The following day, Maundy Thursday, I planned and wrote sermons for the next few days, before setting off for the day’s service. Perhaps it wasn’t surprising that, as I got to church, my body announced rather dramatically that I needed to stop. A “wobbly moment” in the vestry provoked four of my colleagues to state that they were taking me to the hospital near by.
An ECG and blood test later, I was sent to the ward for 24 hours of observation. I might have been there for longer, I suspect, because we were now into a four-day holiday weekend. I was determined not to let people down on Easter Day as well. I discharged myself on the Friday evening, and went back to work.
Easter Day itself was glorious — as it always is. Both churches looked lovely, and were much fuller than on my first Sunday. This was to be my last service at St Michael’s. Someone took a photograph of us all outside.

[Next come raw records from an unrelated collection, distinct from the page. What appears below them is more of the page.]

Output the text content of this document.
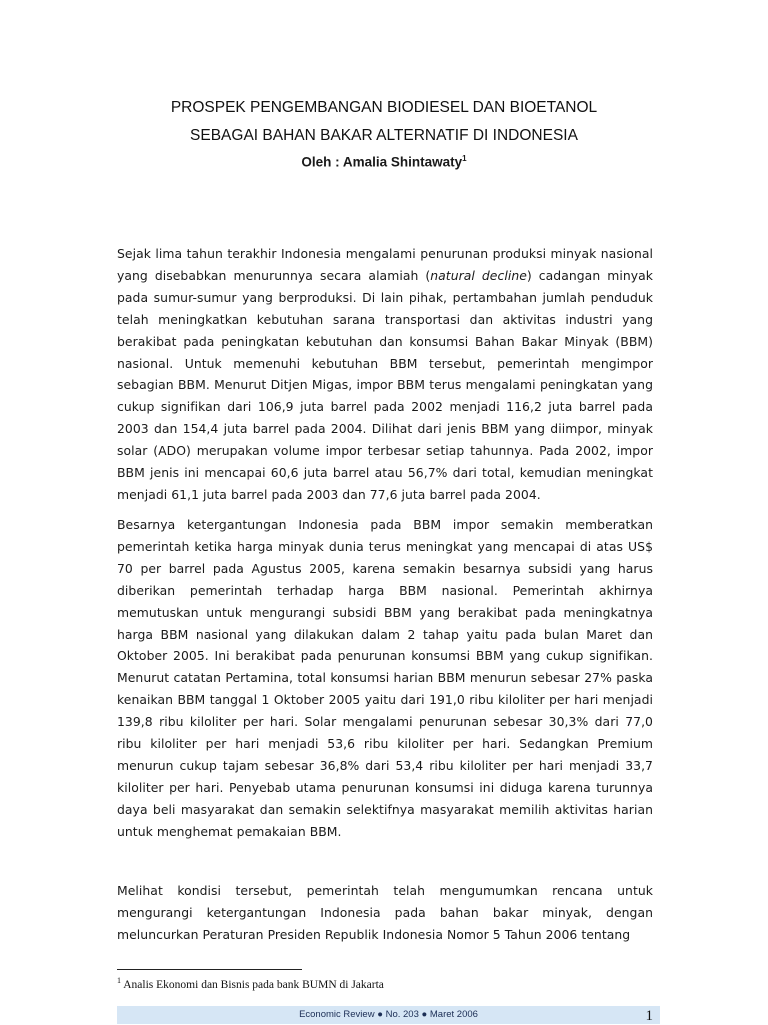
PROSPEK PENGEMBANGAN BIODIESEL DAN BIOETANOL
SEBAGAI BAHAN BAKAR ALTERNATIF DI INDONESIA
Oleh : Amalia Shintawaty$^1$

Sejak lima tahun terakhir Indonesia mengalami penurunan produksi minyak nasional yang disebabkan menurunnya secara alamiah (natural decline) cadangan minyak pada sumur-sumur yang berproduksi. Di lain pihak, pertambahan jumlah penduduk telah meningkatkan kebutuhan sarana transportasi dan aktivitas industri yang berakibat pada peningkatan kebutuhan dan konsumsi Bahan Bakar Minyak (BBM) nasional. Untuk memenuhi kebutuhan BBM tersebut, pemerintah mengimpor sebagian BBM. Menurut Ditjen Migas, impor BBM terus mengalami peningkatan yang cukup signifikan dari 106,9 juta barrel pada 2002 menjadi 116,2 juta barrel pada 2003 dan 154,4 juta barrel pada 2004. Dilihat dari jenis BBM yang diimpor, minyak solar (ADO) merupakan volume impor terbesar setiap tahunnya. Pada 2002, impor BBM jenis ini mencapai 60,6 juta barrel atau 56,7% dari total, kemudian meningkat menjadi 61,1 juta barrel pada 2003 dan 77,6 juta barrel pada 2004.

Besarnya ketergantungan Indonesia pada BBM impor semakin memberatkan pemerintah ketika harga minyak dunia terus meningkat yang mencapai di atas US$ 70 per barrel pada Agustus 2005, karena semakin besarnya subsidi yang harus diberikan pemerintah terhadap harga BBM nasional. Pemerintah akhirnya memutuskan untuk mengurangi subsidi BBM yang berakibat pada meningkatnya harga BBM nasional yang dilakukan dalam 2 tahap yaitu pada bulan Maret dan Oktober 2005. Ini berakibat pada penurunan konsumsi BBM yang cukup signifikan. Menurut catatan Pertamina, total konsumsi harian BBM menurun sebesar 27% paska kenaikan BBM tanggal 1 Oktober 2005 yaitu dari 191,0 ribu kiloliter per hari menjadi 139,8 ribu kiloliter per hari. Solar mengalami penurunan sebesar 30,3% dari 77,0 ribu kiloliter per hari menjadi 53,6 ribu kiloliter per hari. Sedangkan Premium menurun cukup tajam sebesar 36,8% dari 53,4 ribu kiloliter per hari menjadi 33,7 kiloliter per hari. Penyebab utama penurunan konsumsi ini diduga karena turunnya daya beli masyarakat dan semakin selektifnya masyarakat memilih aktivitas harian untuk menghemat pemakaian BBM.

Melihat kondisi tersebut, pemerintah telah mengumumkan rencana untuk mengurangi ketergantungan Indonesia pada bahan bakar minyak, dengan meluncurkan Peraturan Presiden Republik Indonesia Nomor 5 Tahun 2006 tentang

$^1$ Analis Ekonomi dan Bisnis pada bank BUMN di Jakarta
Economic Review ● No. 203 ● Maret 2006	1
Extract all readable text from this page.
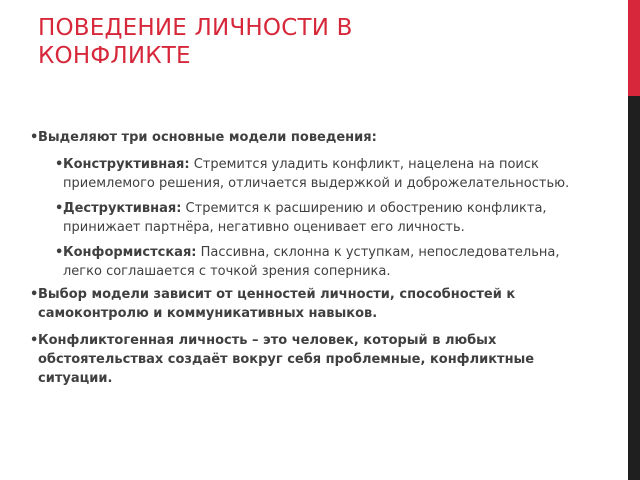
ПОВЕДЕНИЕ ЛИЧНОСТИ В
КОНФЛИКТЕ
• Выделяют три основные модели поведения:
• Конструктивная: Стремится уладить конфликт, нацелена на поиск приемлемого решения, отличается выдержкой и доброжелательностью.
• Деструктивная: Стремится к расширению и обострению конфликта, принижает партнёра, негативно оценивает его личность.
• Конформистская: Пассивна, склонна к уступкам, непоследовательна, легко соглашается с точкой зрения соперника.
• Выбор модели зависит от ценностей личности, способностей к самоконтролю и коммуникативных навыков.
• Конфликтогенная личность – это человек, который в любых обстоятельствах создаёт вокруг себя проблемные, конфликтные ситуации.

Jonathan MeyrickA view of the landscape
Frankie had briefly taken back the vehicle while I was hospitalised, and so I was driven up to Paraclete by Cuthbert, someone else who had given me both hospitality and friendship. Cuthbert is a key figure in the Men’s Fellowship, both in the parish and more widely in the archdeaconry. He is winding down from that now, and, like others, is feeling the strain of being without a resident priest. A new appointment is badly needed. There are so many good people who blossomed this spring, but who need a new priest among them soon.
How can we help? Perhaps others — maybe the newly retired? — could offer themselves similarly? I know that Bishop Friday would be glad to hear such offers. Perhaps the new Church Commissioners’ Fund, set up in response to the awareness of the Church’s past involvement in the slave trade, could give some scholarships to Codrington Theological College? Some of the dioceses have people with a sense of vocation, but lack money to send them to Codrington.
As I waited for my wife, Rebecca, to arrive, and at a final, exuberantly joyous, farewell eucharist on the Sunday after Easter, such thoughts chased each other through my mind. Gloriously, after a very full few weeks back in the UK in the second half of May, I was invited to Northampton, to share in Oak Apple Celebrations at All Saints’. With two other English bishops and a Lord Lieutenant, I found myself being “shot at” by 17th-century musketeers.
There was no doubt that I was back in the English shires — although I cannot imagine not having Grenada and her lovely people in my heart for the rest of my life.
The Rt Revd Jonathan Meyrick is a former Bishop of Lynn (2011-21).